We saw plenty of that this year, beginning with the bizarre invasion of the Capitol Hill in Washington. Was that free speech? Meanwhile, back home in India, legitimate prayer meetings, inconvenient cartoons and stand-up satire shows are eliminated. It is as good as a ban: Recently, stand-up comedy show organisers in Bengaluru were given a friendly warning by the police that right-wingers might disrupt the show, potentially resulting in a law-and-order problem, so it would be best if the shows were cancelled. Aage aap dekh lo.
By next summer, America may see the reversal of a landmark judgement, Roe vs Wade, through which the Supreme Court made abortion legal 50 years ago. Six of the nine US Supreme Court judges seem inclined to bring new restrictions on abortion. Would that kind of majoritarian justice on individual rights be regressive or progressive for democracy?
Meanwhile in India, courts are taking suo motu cognizance of so many incidents that are going awry. State governments hire “squads” to roam the streets looking for couples to punish them into social order, and yet we claim to live in a democracy because seemingly, individual rights do not matter to a society to which collective duty towards itself is instructed as paramount.
The democracy opportunists
Other governments have conveniently taken advantage of these gaping holes that Covid-19 and Donald Trump have exposed to sell their nationalistic and authoritarian agenda. It is no longer a hush-hush conversation in India to talk about the need to suppress voices for some greater nationalistic good. The calls to monolithic cultural values are no longer sly — they are serious, open and mainstream. It is therefore a clever political strategy to deem any dissenting voice a needless pain in the neck—a minority that deserves to be rooted out.
Even China’s ruling Communist Party condemned the concept on American television, saying that their country has its own form of democracy. Many nations in the world place a veneer — two or more political parties, elections, constitutionally granted free speech, and so forth — to show themselves as practising democracies.

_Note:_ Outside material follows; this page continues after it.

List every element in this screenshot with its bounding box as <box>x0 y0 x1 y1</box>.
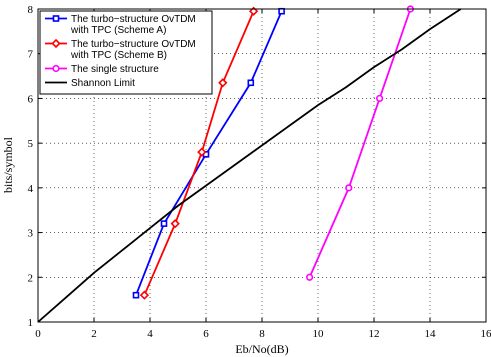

But political control and social order define those democracies as those countries put out communication that essentially implies that “this is the kind of democracy that works for our culture”.
Covid-19 and Donald Trump have merely blown the lid off democracy, and those exposed holes will make it convenient for governments to sell fascism by ridiculing the new problems with democracy. No longer may quasi-fascist governments hide behind a veneer of democracy. But, it seems, democracy is everybody’s baby.
A democracy summit is not a new idea. The Alliance of Democracies has been conducting the Summit of Democracies since 2018. The Summit of Democracies is much broader, bringing on the same platform political and business leaders alongside journalists, activists, researchers, and academics. It focuses on how businesses and politics can form “a positive symbiosis” and that the best ideas emerge when they clash in a free marketplace. Between division and consensus, which one is the democratic hallmark and which is the black mark?
The world is divided on questions like these now where there seemed to be no question before. If you are a communitarian, a free marketplace sounds as ludicrous as welfare sounds to a libertarian. Yet the biggest debate between the economics stays within the realm of democracy. As Biden tries to put the genie back into the bottle, that is the significance of the Summit for Democracy.
(Shashidhar Nanjundaiah is a media researcher and has headed private schools of journalism and media. The views expressed in this article are personal.)